Since the inception of the Shanghai International Gold Exchange (SGEI) there was a possibility the significance of SGE withdrawals, as published in the Chinese weekly reports, became distorted by activity on the SGEI – in the Free Trade Zone. That’s why I corrected SGE withdrawals by trading volume from the SGEI, just to be on the safe side of measuring Chinese wholesale demand.
However, we just learned that what was traded and withdrawn on the SGEI in 2014 was primarily imported into the Chinese domestic gold market. So, for the time being we can assume SGE withdrawals are still an accurate proxy for Chinese wholesale demand – a metric described in this post.

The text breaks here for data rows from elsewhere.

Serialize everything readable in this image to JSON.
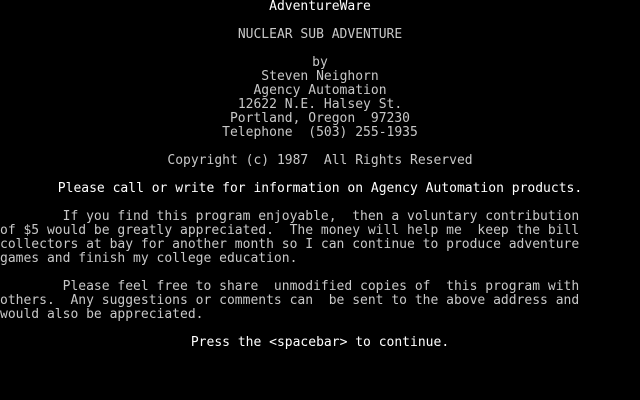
{
  "screen": {
    "brand": "AdventureWare",
    "title": "NUCLEAR SUB ADVENTURE",
    "by": "by",
    "author": "Steven Neighorn",
    "company": "Agency Automation",
    "street": "12622 N.E. Halsey St.",
    "city": "Portland, Oregon  97230",
    "phone": "Telephone  (503) 255-1935",
    "copyright": "Copyright (c) 1987  All Rights Reserved",
    "call_to_action": "Please call or write for information on Agency Automation products.",
    "para1": [
      "        If you find this program enjoyable,  then a voluntary contribution",
      "of $5 would be greatly appreciated.  The money will help me  keep the bill",
      "collectors at bay for another month so I can continue to produce adventure",
      "games and finish my college education."
    ],
    "para2": [
      "        Please feel free to share  unmodified copies of  this program with",
      "others.  Any suggestions or comments can  be sent to the above address and",
      "would also be appreciated."
    ],
    "prompt": "Press the <spacebar> to continue."
  },
  "colors": {
    "background": "#000000",
    "text": "#c8c8c8",
    "bright_text": "#ffffff"
  }
}
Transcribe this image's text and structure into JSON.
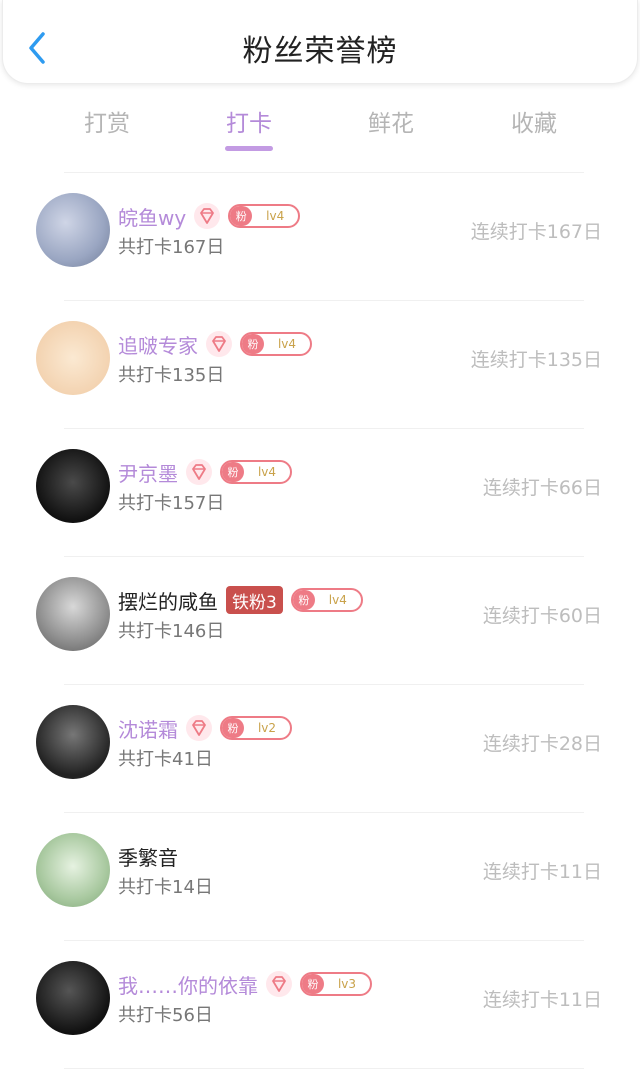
{
  "header": {
    "title": "粉丝荣誉榜"
  },
  "tabs": [
    {
      "label": "打赏"
    },
    {
      "label": "打卡"
    },
    {
      "label": "鲜花"
    },
    {
      "label": "收藏"
    }
  ],
  "active_tab": "打卡",
  "rows": [
    {
      "name": "皖鱼wy",
      "has_gem": true,
      "fan_tag": "粉",
      "level": "lv4",
      "total": "共打卡167日",
      "streak": "连续打卡167日"
    },
    {
      "name": "追啵专家",
      "has_gem": true,
      "fan_tag": "粉",
      "level": "lv4",
      "total": "共打卡135日",
      "streak": "连续打卡135日"
    },
    {
      "name": "尹京墨",
      "has_gem": true,
      "fan_tag": "粉",
      "level": "lv4",
      "total": "共打卡157日",
      "streak": "连续打卡66日"
    },
    {
      "name": "摆烂的咸鱼",
      "iron_badge": "铁粉3",
      "fan_tag": "粉",
      "level": "lv4",
      "total": "共打卡146日",
      "streak": "连续打卡60日"
    },
    {
      "name": "沈诺霜",
      "has_gem": true,
      "fan_tag": "粉",
      "level": "lv2",
      "total": "共打卡41日",
      "streak": "连续打卡28日"
    },
    {
      "name": "季繁音",
      "total": "共打卡14日",
      "streak": "连续打卡11日"
    },
    {
      "name": "我……你的依靠",
      "has_gem": true,
      "fan_tag": "粉",
      "level": "lv3",
      "total": "共打卡56日",
      "streak": "连续打卡11日"
    }
  ],
  "colors": {
    "accent_purple": "#b48ad9",
    "badge_red": "#ee7b86",
    "iron_badge": "#c9504d",
    "back_arrow": "#2e9bf0"
  }
}
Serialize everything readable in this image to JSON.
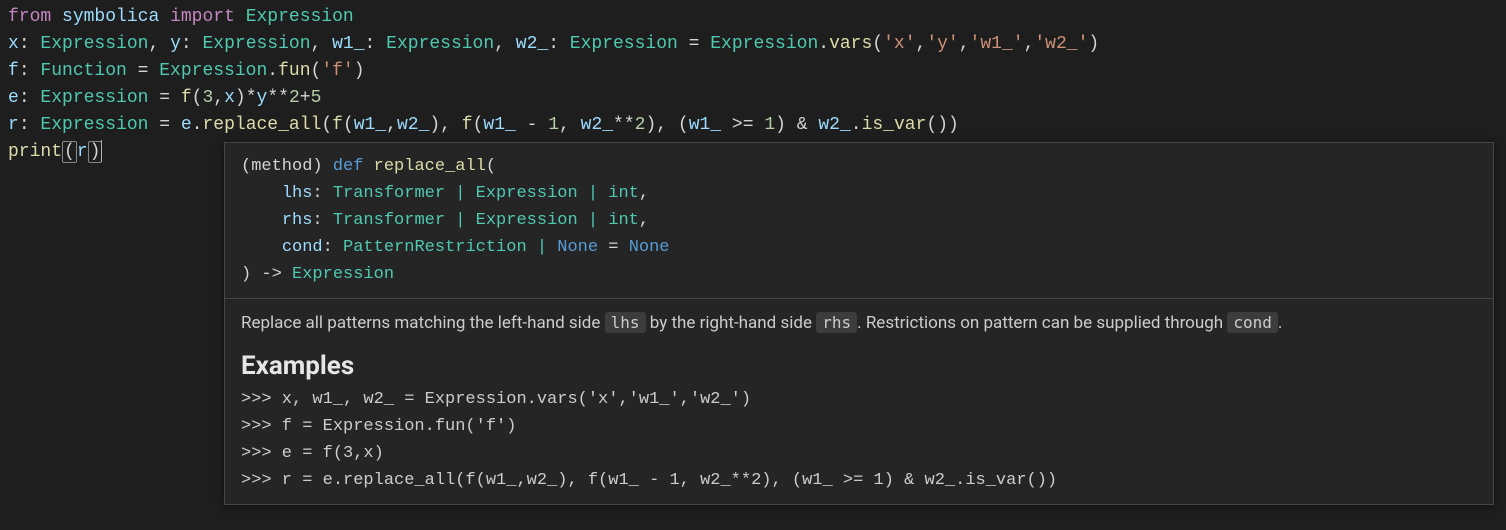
{
  "code": {
    "line1": {
      "kw1": "from",
      "mod": "symbolica",
      "kw2": "import",
      "name": "Expression"
    },
    "line2": {
      "v1": "x",
      "t1": "Expression",
      "v2": "y",
      "t2": "Expression",
      "v3": "w1_",
      "t3": "Expression",
      "v4": "w2_",
      "t4": "Expression",
      "rhs_obj": "Expression",
      "rhs_fn": "vars",
      "s1": "'x'",
      "s2": "'y'",
      "s3": "'w1_'",
      "s4": "'w2_'"
    },
    "line3": {
      "v": "f",
      "t": "Function",
      "obj": "Expression",
      "fn": "fun",
      "s": "'f'"
    },
    "line4": {
      "v": "e",
      "t": "Expression",
      "call": "f",
      "n1": "3",
      "arg2": "x",
      "var_y": "y",
      "n2": "2",
      "n3": "5"
    },
    "line5": {
      "v": "r",
      "t": "Expression",
      "obj": "e",
      "fn": "replace_all",
      "f1": "f",
      "a1": "w1_",
      "a2": "w2_",
      "f2": "f",
      "b1": "w1_",
      "b1n": "1",
      "b2": "w2_",
      "b2n": "2",
      "c1": "w1_",
      "c1n": "1",
      "c2": "w2_",
      "c2fn": "is_var"
    },
    "line6": {
      "fn": "print",
      "arg": "r"
    }
  },
  "tooltip": {
    "sig": {
      "prefix": "(method) ",
      "def": "def",
      "name": "replace_all",
      "p1": "lhs",
      "p1t": "Transformer | Expression | int",
      "p2": "rhs",
      "p2t": "Transformer | Expression | int",
      "p3": "cond",
      "p3t": "PatternRestriction | ",
      "p3t_none": "None",
      "p3d": "None",
      "ret": "Expression"
    },
    "doc": {
      "t1": "Replace all patterns matching the left-hand side ",
      "c1": "lhs",
      "t2": " by the right-hand side ",
      "c2": "rhs",
      "t3": ". Restrictions on pattern can be supplied through ",
      "c3": "cond",
      "t4": "."
    },
    "examples_heading": "Examples",
    "examples": {
      "l1": ">>> x, w1_, w2_ = Expression.vars('x','w1_','w2_')",
      "l2": ">>> f = Expression.fun('f')",
      "l3": ">>> e = f(3,x)",
      "l4": ">>> r = e.replace_all(f(w1_,w2_), f(w1_ - 1, w2_**2), (w1_ >= 1) & w2_.is_var())"
    }
  }
}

I like to note SGEI trading volume has jumped recently, reaching a record in week 9 at 34 tonnes (counted unilaterally). Perhaps this is exchange is slowly coming to life.
Only the 1kg physical contract iAu99.99 is traded on the International Board (SGEI), there seems to be nil interest in the 100 gram physical contract iAu100 and in the 12.5kg (London Good Delivery bars) contract iAu995.
Overall SGE volume is somewhat dropping as the spot deferred contracts Au(T+N1) and Au(T+N2) are falling back after a resurrection that started late November 2014.
On the Shanghai Futures Exchange (SHFE) we can see the same trend; slightly dropping volumes. Nothing “worth mentioning".